When I go out for any reason, I meticulously plan every trip detail. Call it OCD or my intelligence training—I have to plan. Part of my planning is to give myself between 30 and 45 minutes to get to where I need to go. I think this probably comes from when I was younger. My parents were late to every single function. And not just a little bit late...sometimes hours late. Even though I had no control over when we arrived, I still felt the hot sting of humiliation on my cheeks.
As an adult with a driver's license, I vowed never to be late for anything again. I've stuck to that vow, but I think I need to make some adjustments to my actions and my thinking. The other day I was driving—I was behind a cement truck moving at a glacial pace and had about 2 miles until I had to turn. Ordinarily, I would get pissy until I could get around the truck. This time I didn't go around the truck even when I could.
I examined my emotions and decided to stay patient and precisely where I was. I was still going to arrive with about 20 minutes to spare, so there was no reason, other than vanity, to have a meltdown about the slow truck. The truck was just the symbol of my usual frustration when I think I'm going to be late for something.
Being introspective and aware of your emotions is easy, as I demonstrated above.

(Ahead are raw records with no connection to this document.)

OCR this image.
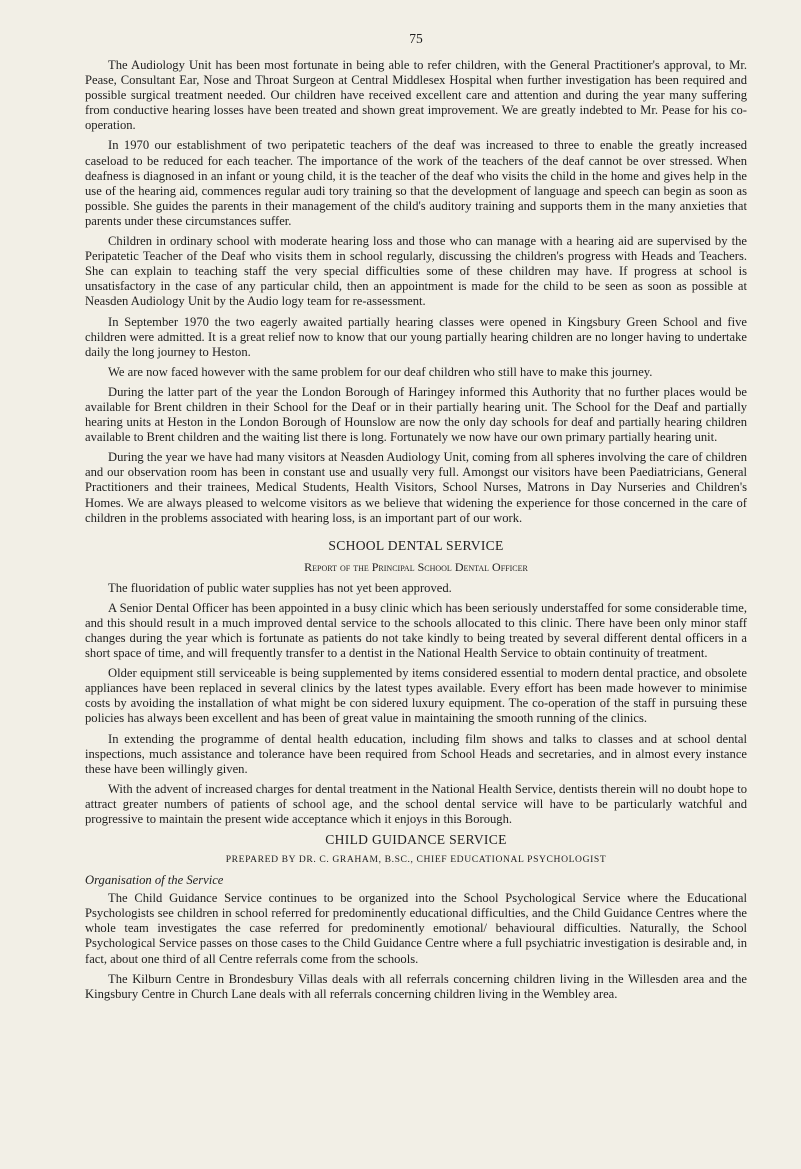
75

The Audiology Unit has been most fortunate in being able to refer children, with the General Practitioner's approval, to Mr. Pease, Consultant Ear, Nose and Throat Surgeon at Central Middlesex Hospital when further investigation has been required and possible surgical treatment needed. Our children have received excellent care and attention and during the year many suffering from conductive hearing losses have been treated and shown great improvement. We are greatly indebted to Mr. Pease for his co-operation.

In 1970 our establishment of two peripatetic teachers of the deaf was increased to three to enable the greatly increased caseload to be reduced for each teacher. The importance of the work of the teachers of the deaf cannot be over stressed. When deafness is diagnosed in an infant or young child, it is the teacher of the deaf who visits the child in the home and gives help in the use of the hearing aid, commences regular audi tory training so that the development of language and speech can begin as soon as possible. She guides the parents in their management of the child's auditory training and supports them in the many anxieties that parents under these circumstances suffer.

Children in ordinary school with moderate hearing loss and those who can manage with a hearing aid are supervised by the Peripatetic Teacher of the Deaf who visits them in school regularly, discussing the children's progress with Heads and Teachers. She can explain to teaching staff the very special difficulties some of these children may have. If progress at school is unsatisfactory in the case of any particular child, then an appointment is made for the child to be seen as soon as possible at Neasden Audiology Unit by the Audio logy team for re-assessment.

In September 1970 the two eagerly awaited partially hearing classes were opened in Kingsbury Green School and five children were admitted. It is a great relief now to know that our young partially hearing children are no longer having to undertake daily the long journey to Heston.

We are now faced however with the same problem for our deaf children who still have to make this journey.

During the latter part of the year the London Borough of Haringey informed this Authority that no further places would be available for Brent children in their School for the Deaf or in their partially hearing unit. The School for the Deaf and partially hearing units at Heston in the London Borough of Hounslow are now the only day schools for deaf and partially hearing children available to Brent children and the waiting list there is long. Fortunately we now have our own primary partially hearing unit.

During the year we have had many visitors at Neasden Audiology Unit, coming from all spheres involving the care of children and our observation room has been in constant use and usually very full. Amongst our visitors have been Paediatricians, General Practitioners and their trainees, Medical Students, Health Visitors, School Nurses, Matrons in Day Nurseries and Children's Homes. We are always pleased to welcome visitors as we believe that widening the experience for those concerned in the care of children in the problems associated with hearing loss, is an important part of our work.

SCHOOL DENTAL SERVICE
Report of the Principal School Dental Officer

The fluoridation of public water supplies has not yet been approved.

A Senior Dental Officer has been appointed in a busy clinic which has been seriously understaffed for some considerable time, and this should result in a much improved dental service to the schools allocated to this clinic. There have been only minor staff changes during the year which is fortunate as patients do not take kindly to being treated by several different dental officers in a short space of time, and will frequently transfer to a dentist in the National Health Service to obtain continuity of treatment.

Older equipment still serviceable is being supplemented by items considered essential to modern dental practice, and obsolete appliances have been replaced in several clinics by the latest types available. Every effort has been made however to minimise costs by avoiding the installation of what might be con sidered luxury equipment. The co-operation of the staff in pursuing these policies has always been excellent and has been of great value in maintaining the smooth running of the clinics.

In extending the programme of dental health education, including film shows and talks to classes and at school dental inspections, much assistance and tolerance have been required from School Heads and secretaries, and in almost every instance these have been willingly given.

With the advent of increased charges for dental treatment in the National Health Service, dentists therein will no doubt hope to attract greater numbers of patients of school age, and the school dental service will have to be particularly watchful and progressive to maintain the present wide acceptance which it enjoys in this Borough.

CHILD GUIDANCE SERVICE
PREPARED BY DR. C. GRAHAM, B.SC., CHIEF EDUCATIONAL PSYCHOLOGIST
Organisation of the Service

The Child Guidance Service continues to be organized into the School Psychological Service where the Educational Psychologists see children in school referred for predominently educational difficulties, and the Child Guidance Centres where the whole team investigates the case referred for predominently emotional/ behavioural difficulties. Naturally, the School Psychological Service passes on those cases to the Child Guidance Centre where a full psychiatric investigation is desirable and, in fact, about one third of all Centre referrals come from the schools.

The Kilburn Centre in Brondesbury Villas deals with all referrals concerning children living in the Willesden area and the Kingsbury Centre in Church Lane deals with all referrals concerning children living in the Wembley area.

First, I laid out the situation and the emotion that went with the action. Then I broke down the reasons why I felt those emotions. Finally, since I was able to identify the trigger, I was ready when those emotions sprung back up while I was behind the slow-moving truck.
Part of the reason I am advocating for introspection and mental health is selfish. I don't want to end up in a situation where a person, who has no idea how to govern their emotions, isn't able to find food. While their stomach is rumbling, they won't be able to make rational decisions based on their emotions. In the pursuit of cessation of their hunger, they will likely take missteps that could get them or someone else killed.
I'm not even being the least bit hyperbolic. The known world is falling apart before our very eyes. The disastrous administration of world affairs, as orchestrated by the stagnant Washington swamp dwellers, is untethering itself from reality.
Trans women are women, but a woman can't be biologically defined. The president doesn't even know what century it is. World War III is officially underway. Food shortages have barely started, but it's so damn noticeable. The drought maps are increasing. People have to work to be able to afford gas to be able to get to work. Children are being used as political pawns. And the Government is actively trying to assassinate their constituents.
As you can discern, up is down, and left is right. Every day we face the next great calamity to replace whatever our short attention span has tossed in the gutter. There have been so many life-changing spectacles in the past 24-months that I'm surprised more people don't have whiplash.
What's it going to take to break you? Some manly men out there and some tough ladies probably think, “shit, nothing’s gonna break me.” And those people would be morons. Everyone is breakable. Part of my military intelligence training and experience surrounds human intelligence, i.e., tactical questioning. Everyone breaks—it's just a matter of how much you want it to hurt.
Look, I'm not perfect—no one is perfect. Pursuing perfection is impossible, but that shouldn't deter you from working on yourself every day.
You need to have some uncomfortable conversations with yourself very soon. How ready are you to live in a country on the brink of collapse? I pride myself on my emotional intelligence, and I can tell you that I'm incredibly anxious about what's to come.
Do I work on my emotions to give myself a fighting chance? Or do I just allow myself to drown?